I know I shouldn't be laughing at this, but I am. Of all places...Sax??? You think they'd have a 'little' bit higher clientele.

Abbey
 

Star*

call 911........call 911
I owned a Merry Maids years ago - they teach you to vacuum farthest point from the door - up/back, move the vacuum over 1 vacuum width and up/back, repeat -

When it's done? It has the appearance of cleaned carpets, and lets the owner know you vacuumed EVERY nook and cranny.

Oddly enough -I did this before I bought into the franchise world and some of MY cleaning practices are being used by them still. I'm neurotic about it.

And when I'm stressed I clean like no one can -
 

Shari

IsItFridayYet?
I was responding to Beth's post and *alas* there's something else strange....not me, but my oldest....his guts are backwards.

And I got tired of vacuuming so I ripped out all my carpet.
 

OpenWindow

Active Member
I vacuum my kitchen counters, before I 409 them.

I met Nelly - he was going to the sound studio that was in the back area of our offices (it was a small studio so I'm not sure why he was there). He stopped and said "Hey" and gave me a peace sign.
 

Shari

IsItFridayYet?
That's catchy.

I think I'll be that for Halloween. Put twisted streamers off of me and walk around with my family.

Write "flypaper for freaks" on a huge top hat on my head with a hanger sticking out of it....

Thanks, Star.
 

Jungleland

Welcome to my jungle!
I was a competetive gymnast from the age of 8-16. I was asked to join a gym that has sent several gymnasts to the Olympics. My parents were NOT willing to send me to Texas at age 14 to join that gym. I was heart broken but it was a good thing I didn't go. At age 16, I was doing a newish trick on the balance beam and landed badly and messed up my back and my shoulder. After many tests, it was found that I had severe arthritis in both.

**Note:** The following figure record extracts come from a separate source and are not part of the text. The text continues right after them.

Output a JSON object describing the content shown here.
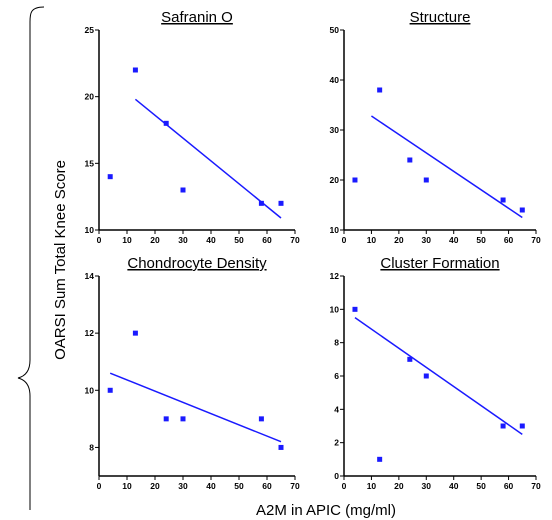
{
  "figure": {
    "ylabel": "OARSI Sum Total Knee Score",
    "xlabel": "A2M in APIC (mg/ml)",
    "marker_color": "#1a1aff",
    "line_color": "#1a1aff"
  },
  "chart_data": [
    {
      "type": "scatter",
      "title": "Safranin O",
      "xlim": [
        0,
        70
      ],
      "ylim": [
        10,
        25
      ],
      "xticks": [
        "0",
        "10",
        "20",
        "30",
        "40",
        "50",
        "60",
        "70"
      ],
      "yticks": [
        "10",
        "15",
        "20",
        "25"
      ],
      "x": [
        4,
        13,
        24,
        30,
        58,
        65
      ],
      "y": [
        14,
        22,
        18,
        13,
        12,
        12
      ],
      "trendline": {
        "x": [
          13,
          65
        ],
        "y": [
          19.8,
          10.9
        ]
      }
    },
    {
      "type": "scatter",
      "title": "Structure",
      "xlim": [
        0,
        70
      ],
      "ylim": [
        10,
        50
      ],
      "xticks": [
        "0",
        "10",
        "20",
        "30",
        "40",
        "50",
        "60",
        "70"
      ],
      "yticks": [
        "10",
        "20",
        "30",
        "40",
        "50"
      ],
      "x": [
        4,
        13,
        24,
        30,
        58,
        65
      ],
      "y": [
        20,
        38,
        24,
        20,
        16,
        14
      ],
      "trendline": {
        "x": [
          10,
          65
        ],
        "y": [
          32.8,
          12.5
        ]
      }
    },
    {
      "type": "scatter",
      "title": "Chondrocyte Density",
      "xlim": [
        0,
        70
      ],
      "ylim": [
        7,
        14
      ],
      "xticks": [
        "0",
        "10",
        "20",
        "30",
        "40",
        "50",
        "60",
        "70"
      ],
      "yticks": [
        "8",
        "10",
        "12",
        "14"
      ],
      "x": [
        4,
        13,
        24,
        30,
        58,
        65
      ],
      "y": [
        10,
        12,
        9,
        9,
        9,
        8
      ],
      "trendline": {
        "x": [
          4,
          65
        ],
        "y": [
          10.6,
          8.2
        ]
      }
    },
    {
      "type": "scatter",
      "title": "Cluster Formation",
      "xlim": [
        0,
        70
      ],
      "ylim": [
        0,
        12
      ],
      "xticks": [
        "0",
        "10",
        "20",
        "30",
        "40",
        "50",
        "60",
        "70"
      ],
      "yticks": [
        "0",
        "2",
        "4",
        "6",
        "8",
        "10",
        "12"
      ],
      "x": [
        4,
        13,
        24,
        30,
        58,
        65
      ],
      "y": [
        10,
        1,
        7,
        6,
        3,
        3
      ],
      "trendline": {
        "x": [
          4,
          65
        ],
        "y": [
          9.5,
          2.5
        ]
      }
    }
  ]
}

No more gymnastics for me!

I can still do a mean round off back hand spring and the kiddos are always asking me to show them one more time! LOL!!

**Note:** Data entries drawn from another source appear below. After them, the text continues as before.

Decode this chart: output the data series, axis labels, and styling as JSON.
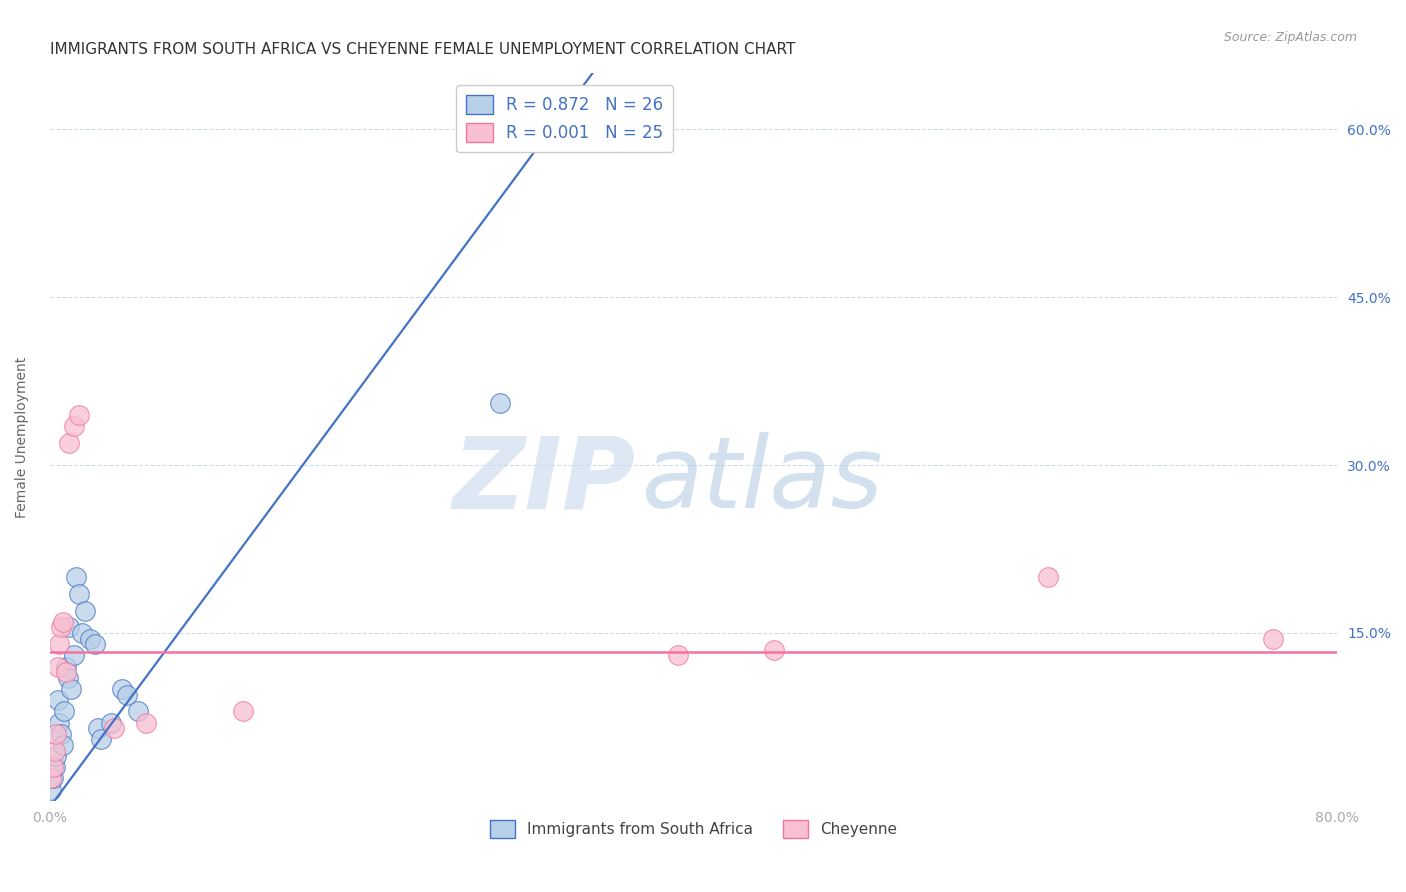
{
  "title": "IMMIGRANTS FROM SOUTH AFRICA VS CHEYENNE FEMALE UNEMPLOYMENT CORRELATION CHART",
  "source": "Source: ZipAtlas.com",
  "ylabel": "Female Unemployment",
  "xlim": [
    0.0,
    0.8
  ],
  "ylim": [
    0.0,
    0.65
  ],
  "xticks": [
    0.0,
    0.1,
    0.2,
    0.3,
    0.4,
    0.5,
    0.6,
    0.7,
    0.8
  ],
  "yticks_right": [
    0.0,
    0.15,
    0.3,
    0.45,
    0.6
  ],
  "yticklabels_right": [
    "",
    "15.0%",
    "30.0%",
    "45.0%",
    "60.0%"
  ],
  "watermark_zip": "ZIP",
  "watermark_atlas": "atlas",
  "legend_labels_bottom": [
    "Immigrants from South Africa",
    "Cheyenne"
  ],
  "blue_scatter_x": [
    0.001,
    0.002,
    0.003,
    0.004,
    0.005,
    0.006,
    0.007,
    0.008,
    0.009,
    0.01,
    0.011,
    0.012,
    0.013,
    0.015,
    0.016,
    0.018,
    0.02,
    0.022,
    0.025,
    0.028,
    0.03,
    0.032,
    0.038,
    0.045,
    0.048,
    0.055,
    0.28
  ],
  "blue_scatter_y": [
    0.01,
    0.02,
    0.03,
    0.04,
    0.09,
    0.07,
    0.06,
    0.05,
    0.08,
    0.12,
    0.11,
    0.155,
    0.1,
    0.13,
    0.2,
    0.185,
    0.15,
    0.17,
    0.145,
    0.14,
    0.065,
    0.055,
    0.07,
    0.1,
    0.095,
    0.08,
    0.355
  ],
  "pink_scatter_x": [
    0.001,
    0.002,
    0.003,
    0.004,
    0.005,
    0.006,
    0.007,
    0.008,
    0.01,
    0.012,
    0.015,
    0.018,
    0.04,
    0.06,
    0.12,
    0.39,
    0.45,
    0.62,
    0.76
  ],
  "pink_scatter_y": [
    0.02,
    0.03,
    0.045,
    0.06,
    0.12,
    0.14,
    0.155,
    0.16,
    0.115,
    0.32,
    0.335,
    0.345,
    0.065,
    0.07,
    0.08,
    0.13,
    0.135,
    0.2,
    0.145
  ],
  "blue_line_x": [
    -0.01,
    0.8
  ],
  "blue_line_y": [
    -0.025,
    1.55
  ],
  "pink_line_y": 0.133,
  "blue_color": "#4472c4",
  "pink_color": "#f472a0",
  "blue_scatter_color": "#b8d0e8",
  "pink_scatter_color": "#f8c0d0",
  "background_color": "#ffffff",
  "grid_color": "#d0dce8",
  "title_fontsize": 11,
  "axis_label_fontsize": 10,
  "tick_fontsize": 10
}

I know American Sign Language pretty fluently. Am not as fast at finger spelling as I'd like but can converse rather well.

I can "feel" when it's going to rain, even when there are no visible clouds. I get a bad headache and I can smell the rain coming. husband used to make fun of me until I proved to him many times that it was going to rain and it DID!

I make the best casserole ever that will get even the pickiest eater to clean their plate! And the best part is, it is soooo easy to make!! I get people asking me to make it for them all the time.

Not too interesting, just a boring old gal here!! LOL!

Vickie
 

barbie

MOM of 3
I am an american idol reject. In season two, I auditioned got past the first round, got to Randy, Simon and Paula and they said thank you, you have a nice voice, not a great one and you dont have the image we're trying to portray for an american idol. (preinterview questions determined that)

I was accepted to northwestern my freshman year in high school to enter their performing arts program. I used to love a stage now I just wanna stay home.
 

Abbey

Spork Queen
And WHERE is that tattoo? ;)

Image is nearly everything in entertainment. Sorry it didn't work out, but I bet it was a great experience!!

This has...I believe it has to be a record, the longest and most interesting post to read. It's preventing me from taking a shower and going to work.:anxious:

Abbey
 
This has...I believe it has to be a record, the longest and most interesting post to read. It's preventing me from taking a shower and going to work.:anxious:

Abbey
You are right. This thread ranks 1st in number of replies (but currently only 9th in number of times viewed).